Algo que siempre me gusta resaltar es que una persona que no se lidera a sí misma, nunca podrá liderar a los demás. Para inspirar a los demás, hay que imperar sobre uno mismo. En muchas ocasiones, ese liderazgo propio puede venir propiciado por situaciones que ponen a la persona al límite ante un drama o ciertas complejidades que lo llevan a buscar ayuda profesional o a realizar un trabajo de introspección profundo. La autoconsciencia y el autoconocimiento nos llevan a aplicarnos los conceptos de la inteligencia emocional. La experiencia y la madurez van haciendo al resto del trabajo para moldear al líder.

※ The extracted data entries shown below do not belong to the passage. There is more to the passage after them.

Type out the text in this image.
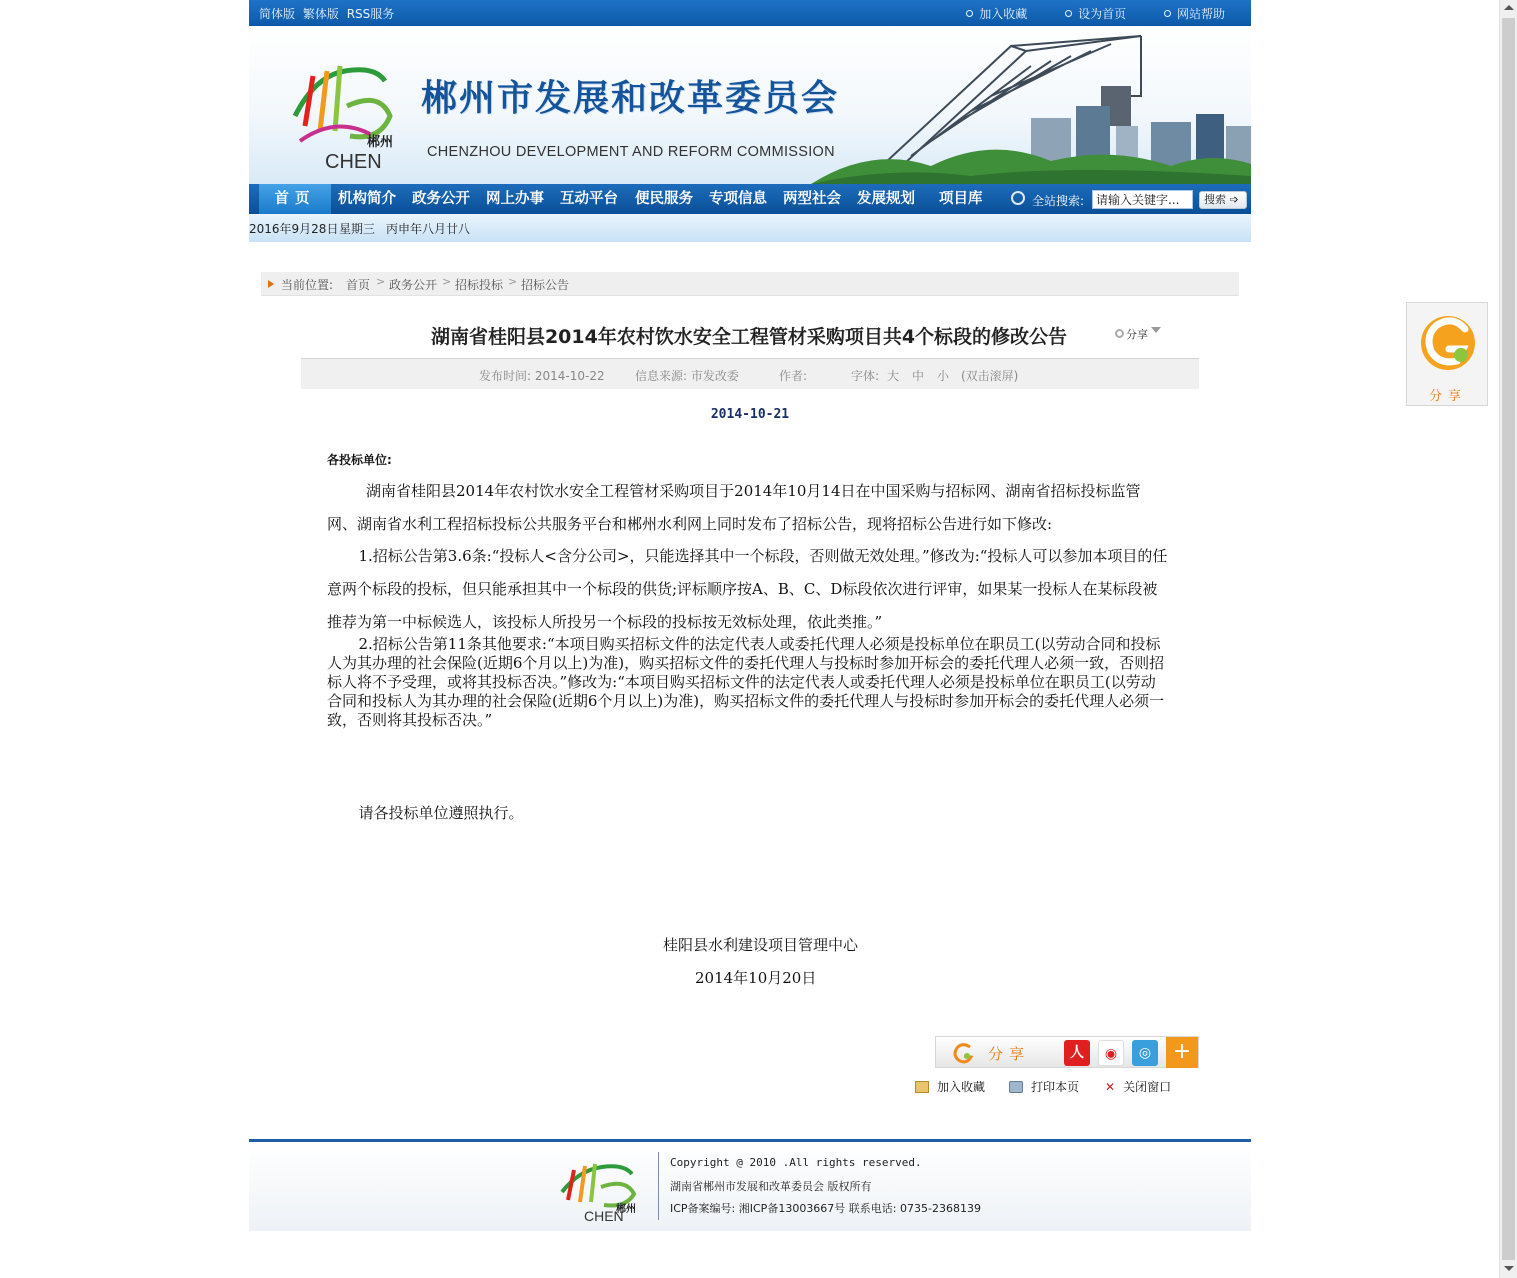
简体版 繁体版 RSS服务	加入收藏	设为首页	网站帮助
郴州
CHEN
郴州市发展和改革委员会
CHENZHOU DEVELOPMENT AND REFORM COMMISSION
首页	机构简介 政务公开 网上办事 互动平台 便民服务 专项信息 两型社会 发展规划 项目库	全站搜索:
请输入关键字...	搜索 ➩
2016年9月28日 星期三 丙申年八月廿八
当前位置: 首页 > 政务公开 > 招标投标 > 招标公告
湖南省桂阳县2014年农村饮水安全工程管材采购项目共4个标段的修改公告	分享
发布时间: 2014-10-22	信息来源: 市发改委	作者:	字体: 大 中 小 (双击滚屏)
2014-10-21
各投标单位:
湖南省桂阳县2014年农村饮水安全工程管材采购项目于2014年10月14日在中国采购与招标网、湖南省招标投标监管网、湖南省水利工程招标投标公共服务平台和郴州水利网上同时发布了招标公告，现将招标公告进行如下修改:
1.招标公告第3.6条:“投标人<含分公司>，只能选择其中一个标段，否则做无效处理。”修改为:“投标人可以参加本项目的任意两个标段的投标，但只能承担其中一个标段的供货;评标顺序按A、B、C、D标段依次进行评审，如果某一投标人在某标段被推荐为第一中标候选人，该投标人所投另一个标段的投标按无效标处理，依此类推。”
2.招标公告第11条其他要求:“本项目购买招标文件的法定代表人或委托代理人必须是投标单位在职员工(以劳动合同和投标人为其办理的社会保险(近期6个月以上)为准)，购买招标文件的委托代理人与投标时参加开标会的委托代理人必须一致，否则招标人将不予受理，或将其投标否决。”修改为:“本项目购买招标文件的法定代表人或委托代理人必须是投标单位在职员工(以劳动合同和投标人为其办理的社会保险(近期6个月以上)为准)，购买招标文件的委托代理人与投标时参加开标会的委托代理人必须一致，否则将其投标否决。”
请各投标单位遵照执行。
桂阳县水利建设项目管理中心
2014年10月20日
分享	人	◉	◎ +
加入收藏	打印本页 ✕ 关闭窗口
郴州
CHEN
Copyright @ 2010 .All rights reserved.
湖南省郴州市发展和改革委员会 版权所有
ICP备案编号: 湘ICP备13003667号 联系电话: 0735-2368139
分享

El aumento de la polarización social (a nivel mundial) tiene como denominador común, la complejidad de un mundo altamente conectado, tecnologizado y con necesidad de inmediatas respuestas. Tiene que ver, en gran medida, con la falta de grandes líderes que tomen decisiones (sobre todo en el ámbito político). Vivimos una gran mediocridad de gestores faltos de emoción y de orientación a las personas y es lo que se reclama en el fondo. Esto, de alguna forma, también se puede trasladar al mundo de la empresa donde la dirección general debe dar un paso firme y asumir estos cambios. La gestión es fundamental pero las personas están primero. Si éstas se sienten lideradas, serán más proactivas, encontrarán sentido y pasión a lo que hacen, obteniendo mejores niveles de satisfacción. Eso sí, quienes no «lideran» tienen que aprender las claves del liderazgo también. Todos debemos asumir un rol de liderazgo propio. La pasividad, ha quedado demostrado, no conduce a buenos resultados.

Tiene que haber un cambio de mentalidad en nuestra gente; no por imposición. Se debe “enamorar” con propuestas, proyectos o tareas diarias que motiven y emocionen a nuestros colaboradores. La digitalización está ocupando los titulares de nuestra evolución y eso aleja a las personas de su compromiso. La crisis del coronavirus está mermando la capacidad de reacción de las personas. Quienes lideran tienen un reto mayúsculo sin olvidar que un líder debe tener sus vías de escape y no podemos considerarlo un superhombre o una supermujer.

Esto nos lleva a comprender que debemos evolucionar hacia un liderazgo colaborativo; donde la comunicación e información entre departamentos debe ser honesta, transparente y fluida; donde la colaboración sea altruista, más «humana» y menos egoísta; más participativa y proactiva pero que esa visión que toda organización debe tener sea comprendida (¿cómo comunicamos?) y compartida por los empleados; donde la comunicación y el diálogo sean una constante y todas las personas sientan que su «voz» es realmente escuchada; donde la escucha activa y el saber observar sean claves en ese «diálogo» que inspire confianza y compromiso.

Estos fundamentos para apostar por un liderazgo colaborativo deben ser asumidos por la dirección general y hacerlos suyos, revisando el modelo estructural y siendo más flexibles en sus directrices. De otro modo, seguiremos tropezando con la misma piedra de una «normalidad» caduca.